Thanks for your reply - I was thinking of doing something similar! With regards to Anki, I am a big believer in the cloze deletion. I believe this is possible, but do you find that when you look back at the note, you find the formatting annoying? I could’ve just totally misinterpreted you, so sorry if that’s the case!
Yeah I think I was going to do something along those lines too. Thanks, it’s really nice to see the different ways people are going about it!
As a doctor, i find obsidian to be a little too much for creating notes on everything. Because it creates clutter and confusion.
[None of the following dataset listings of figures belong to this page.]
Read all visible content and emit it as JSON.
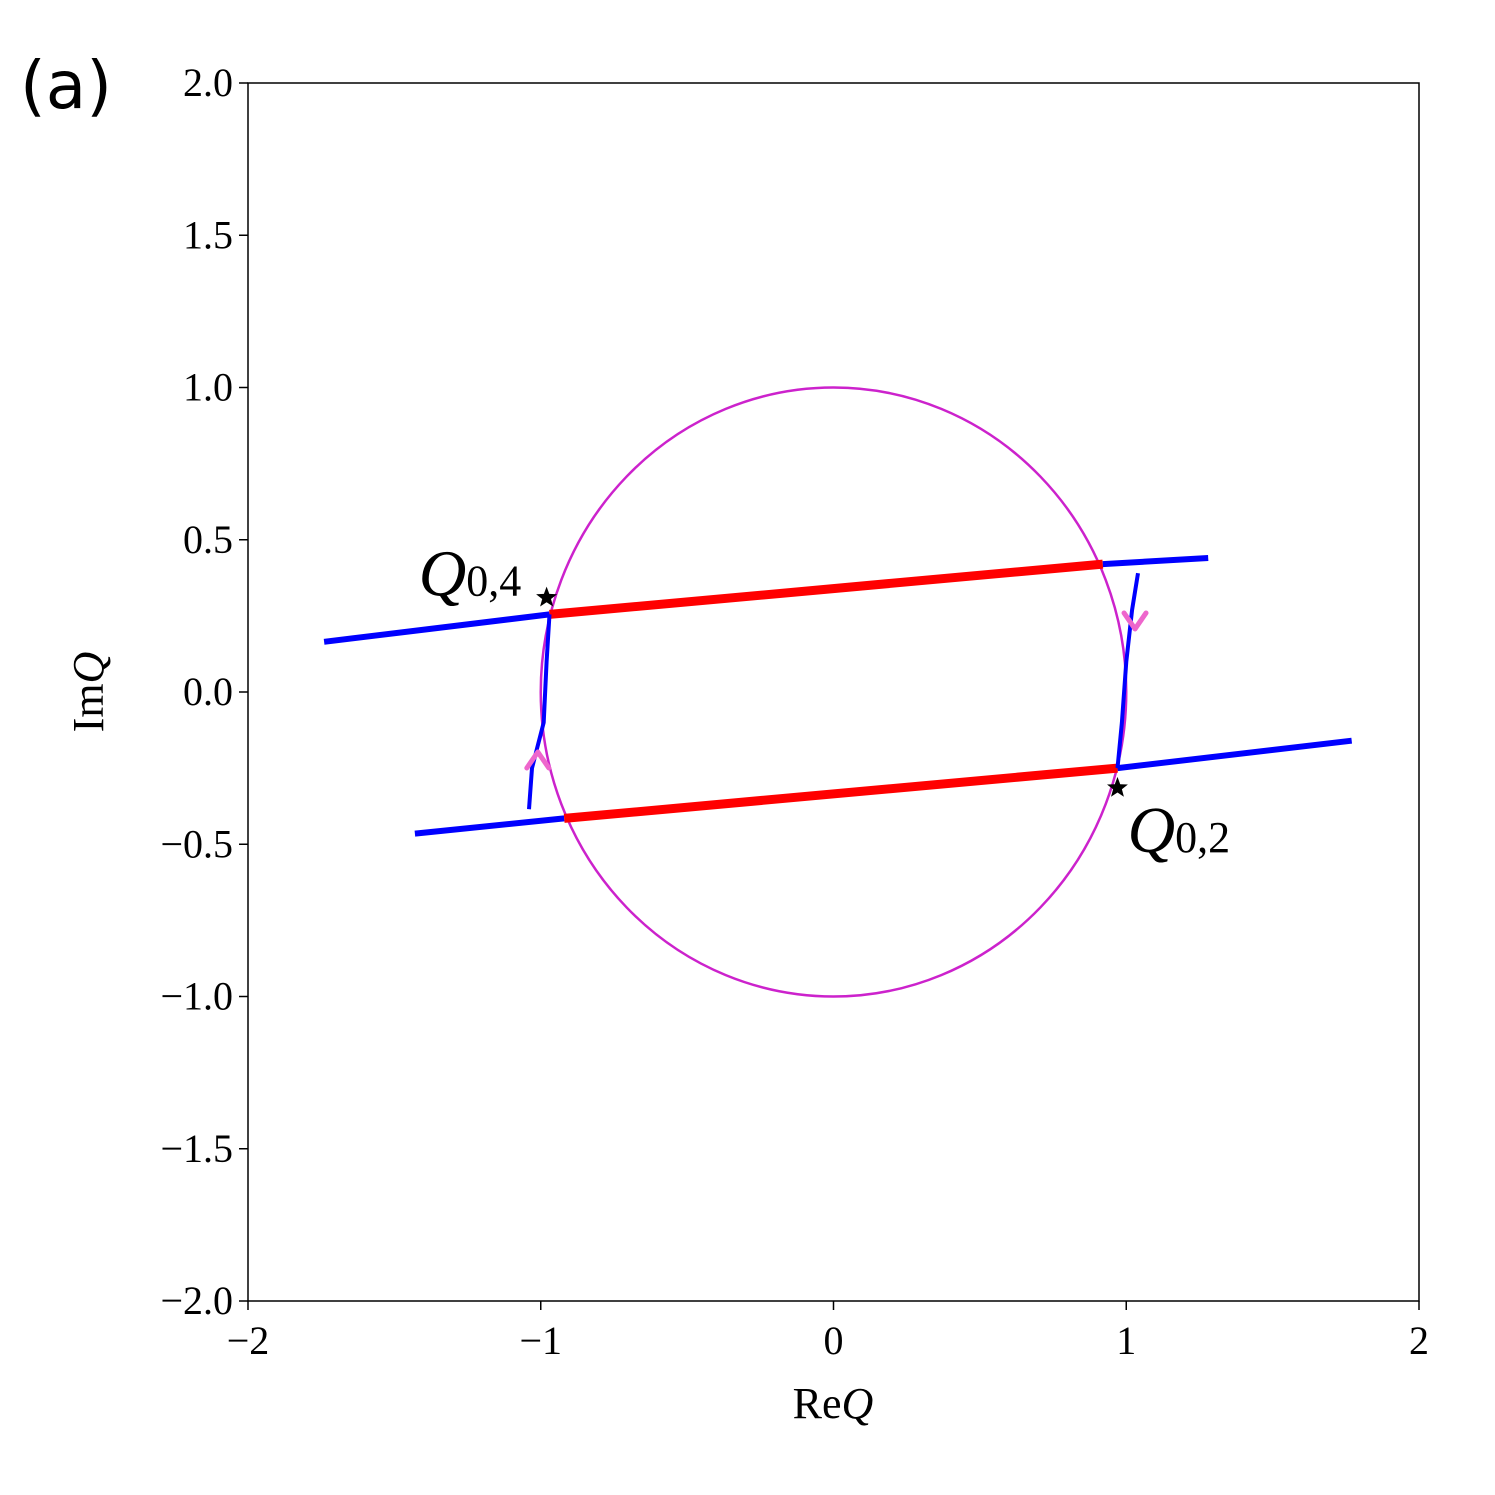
{
  "panel_label": "(a)",
  "chart_data": {
    "type": "line",
    "xlabel": "ReQ",
    "ylabel": "ImQ",
    "xlim": [
      -2,
      2
    ],
    "ylim": [
      -2,
      2
    ],
    "x_ticks": [
      -2,
      -1,
      0,
      1,
      2
    ],
    "x_tick_labels": [
      "−2",
      "−1",
      "0",
      "1",
      "2"
    ],
    "y_ticks": [
      2.0,
      1.5,
      1.0,
      0.5,
      0.0,
      -0.5,
      -1.0,
      -1.5,
      -2.0
    ],
    "y_tick_labels": [
      "2.0",
      "1.5",
      "1.0",
      "0.5",
      "0.0",
      "−0.5",
      "−1.0",
      "−1.5",
      "−2.0"
    ],
    "grid": false,
    "colors": {
      "circle": "#cc22cc",
      "blue": "#0000ff",
      "red": "#ff0000",
      "arrow": "#ee66cc",
      "star": "#000000"
    },
    "series": [
      {
        "color": "#cc22cc",
        "width": 2.5,
        "shape": "circle",
        "center": [
          0,
          0
        ],
        "radius": 1.0
      },
      {
        "color": "#0000ff",
        "width": 6,
        "points": [
          [
            -1.74,
            0.165
          ],
          [
            -0.97,
            0.255
          ]
        ]
      },
      {
        "color": "#ff0000",
        "width": 9,
        "points": [
          [
            -0.97,
            0.255
          ],
          [
            0.92,
            0.42
          ]
        ]
      },
      {
        "color": "#0000ff",
        "width": 6,
        "points": [
          [
            0.92,
            0.42
          ],
          [
            1.28,
            0.44
          ]
        ]
      },
      {
        "color": "#0000ff",
        "width": 6,
        "points": [
          [
            -1.43,
            -0.465
          ],
          [
            -0.92,
            -0.415
          ]
        ]
      },
      {
        "color": "#ff0000",
        "width": 9,
        "points": [
          [
            -0.92,
            -0.415
          ],
          [
            0.97,
            -0.25
          ]
        ]
      },
      {
        "color": "#0000ff",
        "width": 6,
        "points": [
          [
            0.97,
            -0.25
          ],
          [
            1.77,
            -0.16
          ]
        ]
      },
      {
        "color": "#0000ff",
        "width": 4,
        "points": [
          [
            -1.04,
            -0.385
          ],
          [
            -1.03,
            -0.25
          ],
          [
            -0.99,
            -0.1
          ],
          [
            -0.98,
            0.1
          ],
          [
            -0.97,
            0.255
          ]
        ]
      },
      {
        "color": "#0000ff",
        "width": 4,
        "points": [
          [
            1.04,
            0.39
          ],
          [
            1.02,
            0.27
          ],
          [
            1.0,
            0.1
          ],
          [
            0.985,
            -0.1
          ],
          [
            0.97,
            -0.25
          ]
        ]
      }
    ],
    "arrows": [
      {
        "at": [
          -1.01,
          -0.22
        ],
        "direction": "up",
        "color": "#ee66cc"
      },
      {
        "at": [
          1.03,
          0.23
        ],
        "direction": "down",
        "color": "#ee66cc"
      }
    ],
    "markers": [
      {
        "x": -0.98,
        "y": 0.31,
        "symbol": "star",
        "label_base": "Q",
        "label_sub": "0,4",
        "label_pos": "above-left"
      },
      {
        "x": 0.97,
        "y": -0.315,
        "symbol": "star",
        "label_base": "Q",
        "label_sub": "0,2",
        "label_pos": "below-right"
      }
    ]
  }
}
Plus recall is limited and obfuscated.
My workflow is this :
I have created a sort of supertext in onenote , as its best for annotations and images. ( which obsidian lacks/ or is too time consuming to do )
One note has the fastest search feature on the PC
- I use marginnotes 3 as my primary PDF reader app - where i read and annotate
- Margin notes export features are really good. i export all the text to onenote.
- Also Marginnotes can AUTOMATICALLY create ANKI cards that you can export as a deck.
- I use it for CASE PAPERS - helps me interconnect diseases and symptoms.
- I use it for CLlNICAL pearls
- and DISEASE scripts only.
So that i can retrieve a script in a very fast manner.
Thanks for contributing! I’m sure when I graduate and actually begin working as a doctor I’ll be in a similar boat. At the moment though I’m going to attempt to have my relevant notes in obsidian with MOCs as a way to maintain structure.
Also I’ve never heard of marginnotes and it looks amazing, so thank you for bringing that to my attention.